Ella, sous le soleil de plomb, transpirait. Irrespirable. La température devait sans peine atteindre trente degrés, et l’humidité ambiante ne rendait la météo que plus insupportable encore. Elle continua néanmoins à déambuler dans les rues désertes de cette petite ville du Sud, à la recherche d’une fontaine ou d’un bar encore ouvert. ‘Peu probable, un 15 Août’, pensa-t-elle. Elle repoussa de sa main droite une mèche des cheveux longs, bruns et bouclés qui se collaient à son front moite.


Ella était une jeune femme dans la vingtaine, resplendissante de cette vingtaine insolente qui donne aux femmes sortant de l’enfance une certaine grâce, une féminité débarrassée de l’air boudeur de l’adolescence et pas encore affectée par les marques du temps. Elle avait les cheveux bruns, des sourcils fins surplombant élégamment des yeux noisette à l’air malicieux à peine soulignés de crayon noir, une bouche en forme de cœur et un joli corps d’un mètre soixante-cinq aux courbes sveltes trahissant son côté sportive. Elle portait un chapeau de paille au style un peu western, un débardeur blanc fin laissant nus ses bras à la peau légèrement hâlée et une jupe courte qui dévoilait ses jambes finement musclées.

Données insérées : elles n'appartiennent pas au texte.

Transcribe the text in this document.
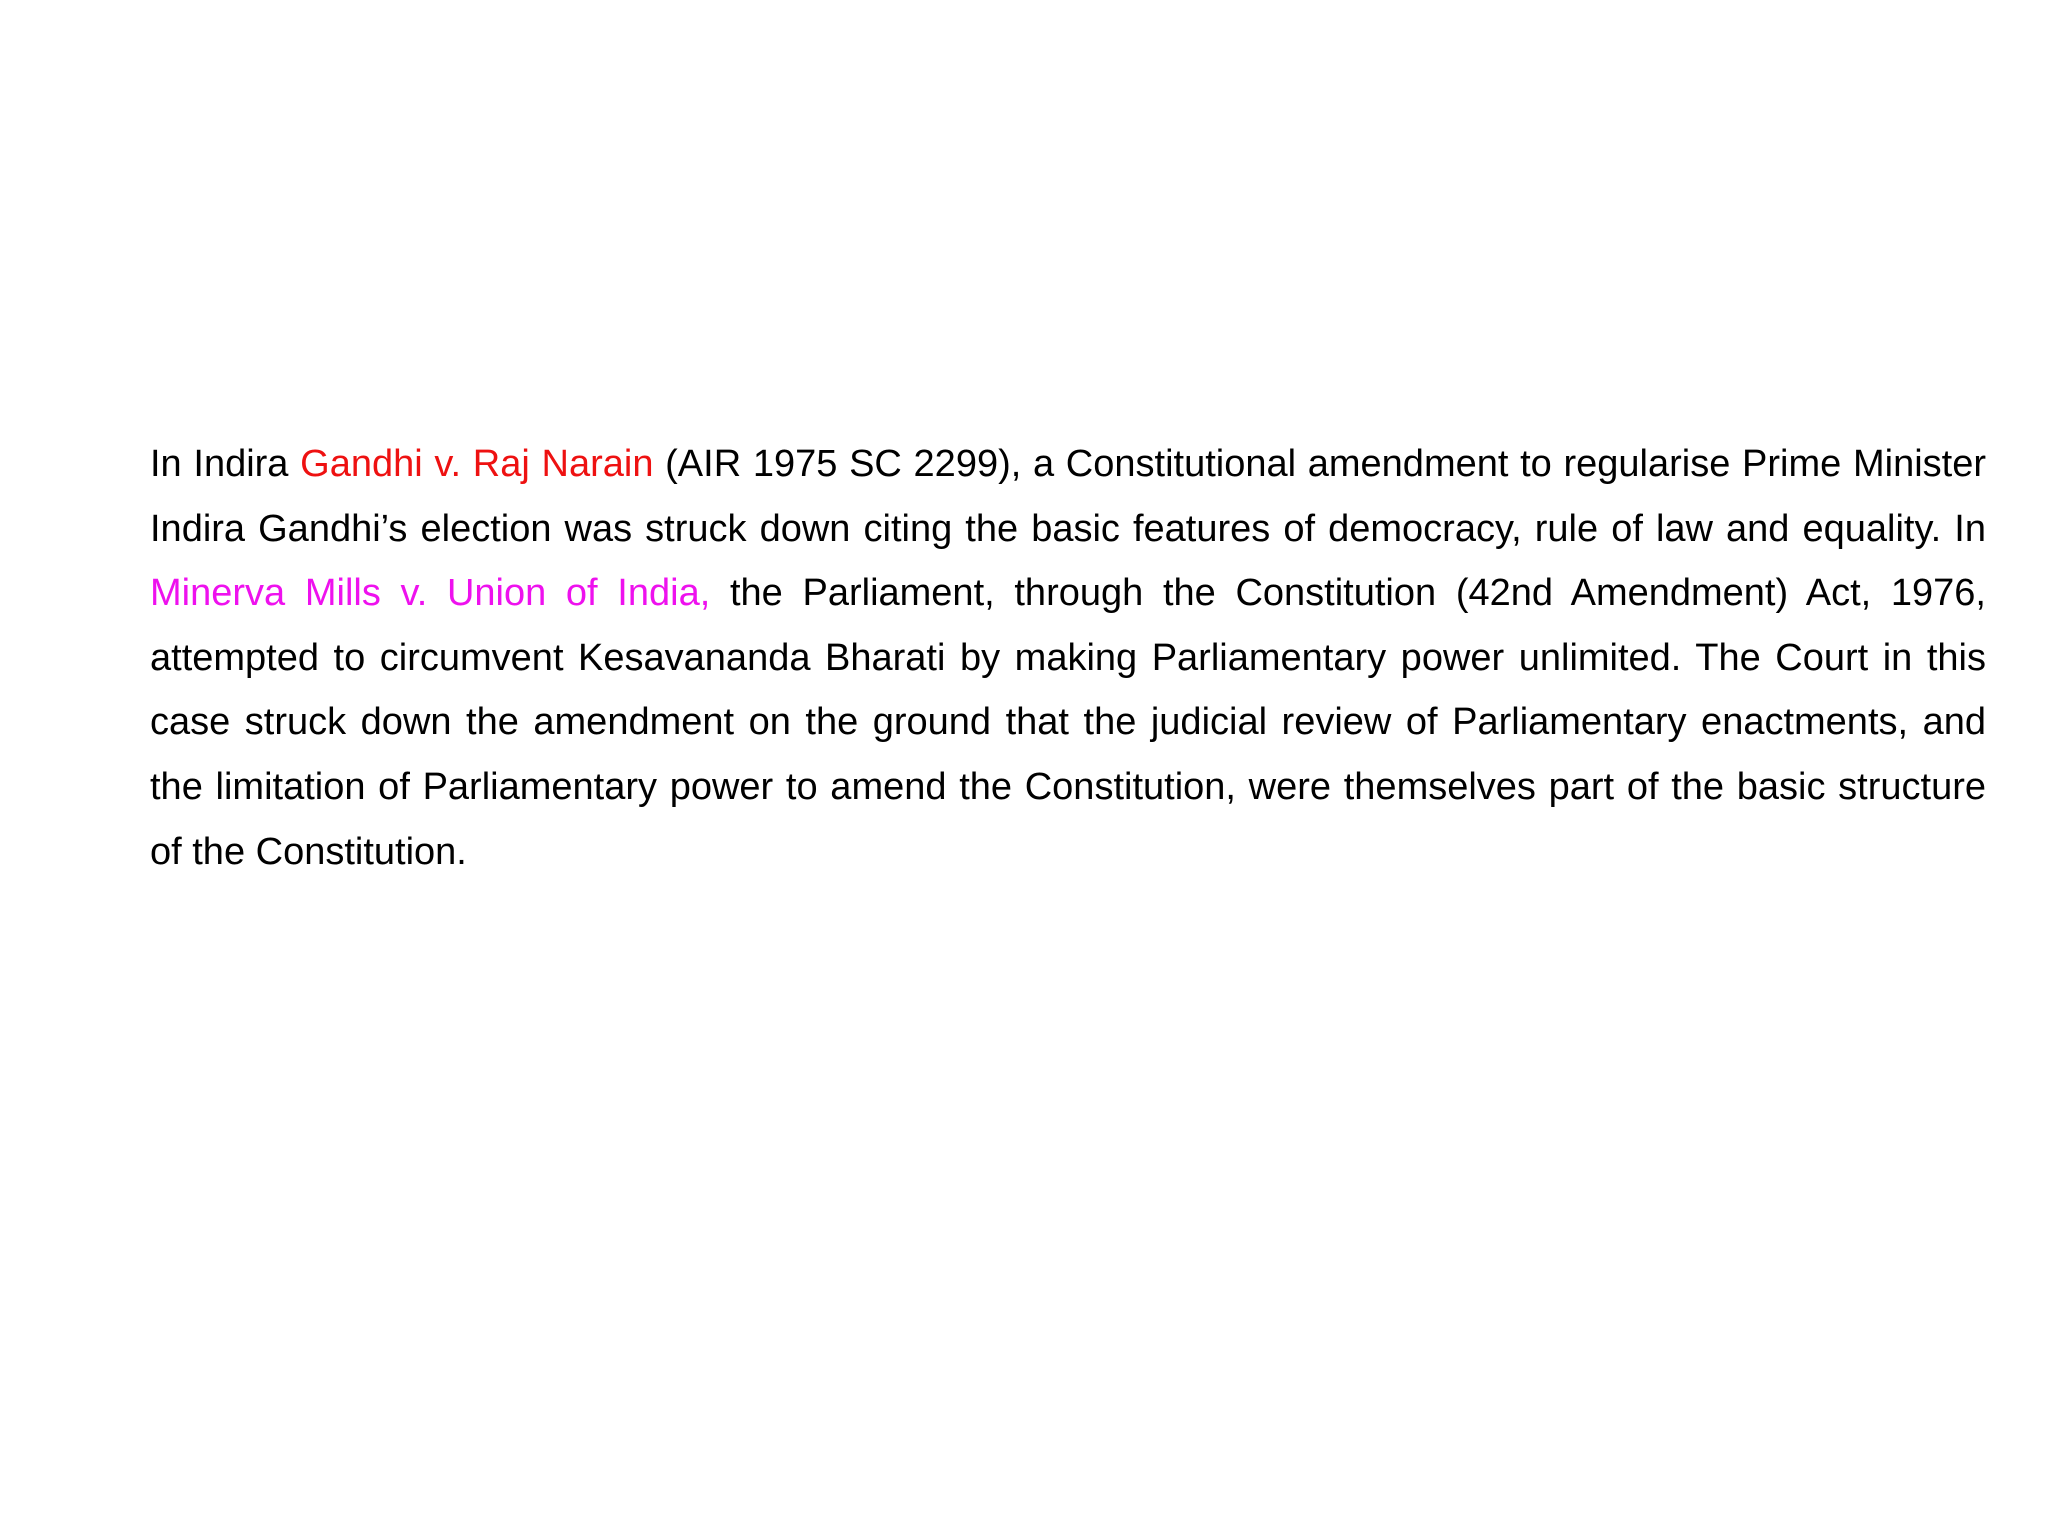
In Indira Gandhi v. Raj Narain (AIR 1975 SC 2299), a Constitutional amendment to regularise Prime Minister Indira Gandhi’s election was struck down citing the basic features of democracy, rule of law and equality. In Minerva Mills v. Union of India, the Parliament, through the Constitution (42nd Amendment) Act, 1976, attempted to circumvent Kesavananda Bharati by making Parliamentary power unlimited. The Court in this case struck down the amendment on the ground that the judicial review of Parliamentary enactments, and the limitation of Parliamentary power to amend the Constitution, were themselves part of the basic structure of the Constitution.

La jeune femme n’aurait su dire depuis combien de temps elle marchait. La rue sinistre dans laquelle elle se trouvait alors lui semblait étrangement familière. N’était-elle pas passé là tout à l’heure, déjà ? Impossible de réfléchir sous une telle chaleur. Elle fit de son mieux pour chasser au plus vite le sentiment d’angoisse qui naissait au creux de son ventre. Elle eut une pensée pour son portable, resté à l’hôtel, et se mordit la lèvre inférieure. ‘Quelle idiote’, murmura-t-elle. Elle passa la main sur son front et ses tempes et s’arrêta au milieu de la rue déserte, les mains sur les hanches.

Ella regarda autour d’elle. Elle était dans un quartier pavillonnaire un peu vieillot, pas étonnant qu’il n’y ait âme qui vive : par cette chaleur, tout le monde devait être chez soi à faire la sieste. Ou à déguster un sorbet au citron… À cette pensée, elle passa sa langue sur ses lèvres sèches et légèrement salées par la transpiration. Elle avait soif.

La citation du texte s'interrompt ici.